Hepatitis C virus (HCV) needs to tightly manipulate host defences in order to establish infection. The innate immune response slows down viral replication by activating cytokines such as the type I interferons (IFN-alpha/beta), which trigger the synthesis of antiviral proteins and modulate the adaptive immune system. HCV has therefore developed a number of countermeasures to stay ahead of the IFN system.
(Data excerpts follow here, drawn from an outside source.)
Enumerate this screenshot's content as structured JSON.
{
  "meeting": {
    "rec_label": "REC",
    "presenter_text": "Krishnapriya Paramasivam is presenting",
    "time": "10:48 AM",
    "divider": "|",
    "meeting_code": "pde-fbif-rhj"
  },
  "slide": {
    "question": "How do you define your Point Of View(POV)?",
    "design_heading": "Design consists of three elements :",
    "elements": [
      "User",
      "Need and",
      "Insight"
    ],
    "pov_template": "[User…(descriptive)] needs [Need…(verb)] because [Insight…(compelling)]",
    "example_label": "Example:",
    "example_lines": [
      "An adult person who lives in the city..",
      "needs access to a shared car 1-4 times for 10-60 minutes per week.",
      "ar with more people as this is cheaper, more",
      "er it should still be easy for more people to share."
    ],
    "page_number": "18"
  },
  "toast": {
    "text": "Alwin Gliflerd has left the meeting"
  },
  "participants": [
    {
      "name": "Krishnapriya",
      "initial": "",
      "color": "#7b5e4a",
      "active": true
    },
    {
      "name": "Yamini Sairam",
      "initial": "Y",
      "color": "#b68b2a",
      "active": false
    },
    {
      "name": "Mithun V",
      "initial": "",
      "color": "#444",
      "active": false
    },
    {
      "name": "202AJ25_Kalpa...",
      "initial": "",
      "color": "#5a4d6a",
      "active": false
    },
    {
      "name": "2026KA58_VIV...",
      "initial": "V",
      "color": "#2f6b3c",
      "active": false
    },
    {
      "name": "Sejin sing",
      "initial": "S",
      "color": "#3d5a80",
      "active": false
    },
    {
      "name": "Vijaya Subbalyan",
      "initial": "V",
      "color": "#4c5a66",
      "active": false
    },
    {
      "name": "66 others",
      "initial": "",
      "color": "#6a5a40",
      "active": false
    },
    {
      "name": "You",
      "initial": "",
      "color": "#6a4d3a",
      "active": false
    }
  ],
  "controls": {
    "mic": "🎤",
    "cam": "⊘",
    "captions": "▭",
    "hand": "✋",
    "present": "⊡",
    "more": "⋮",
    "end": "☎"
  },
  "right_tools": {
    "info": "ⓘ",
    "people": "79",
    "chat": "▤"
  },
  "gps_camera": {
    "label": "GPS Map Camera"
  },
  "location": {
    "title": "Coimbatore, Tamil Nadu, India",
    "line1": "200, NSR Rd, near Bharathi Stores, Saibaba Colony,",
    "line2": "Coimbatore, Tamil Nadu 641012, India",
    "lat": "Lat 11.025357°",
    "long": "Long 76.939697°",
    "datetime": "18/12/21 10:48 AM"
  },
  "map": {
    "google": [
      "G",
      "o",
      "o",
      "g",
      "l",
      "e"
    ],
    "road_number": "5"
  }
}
Here, I will attempt to summarize the current state of research regarding IFN responses against HCV and the viral escape strategies. Particular emphasis will be put on the newly discovered mechanisms HCV employs to avoid the induction of IFN in infected cells.

Figure 1

Type I IFN gene expression. Detection of viral ssRNA and dsRNA leads to transactivation of IFN-α and IFN-β promotors by IRF-7 and IRF-3. IRF-3 is phosphorylated by the kinases IKKε and TBK-1 which in turn are activated by the intracellular RNA-sensor proteins RIG-I and MDA5. RIG-I preferentially senses 5’triphosphorylated ssRNAs (pppRNA) whereas MDA-5 recognizes dsRNA. Cardif (also termed IPS-1/MAVS/VISA) serves as an adaptor protein connecting RNA sensing and IRF-3 phosphorylation. A second dsRNA signaling pathway involves endosomal TLR-3 and the adaptor protein TRIF which also activates IKKε and TBK-1. The endosomal ssRNA receptor TLR7 utilizes the adaptor protein MyD88 to stimulate IFN-α synthesis via the kinases IRAK4 and IRAK1 and the transcription factor IRF-7.

Figure 2

Cellular response to IFNs. Newly synthesized IFN-α/β binds to its cognate receptor (IFNAR) and activates the expression of numerous IFN-stimulated genes (ISGs) via the JAK/STAT pathway. ADAR, P56, OAS and PKR are IFN-stimulated gene products with antiviral properties against HCV. The SOCS and PIAS proteins negatively regulate the IFN-induced signaling pathway at different stages.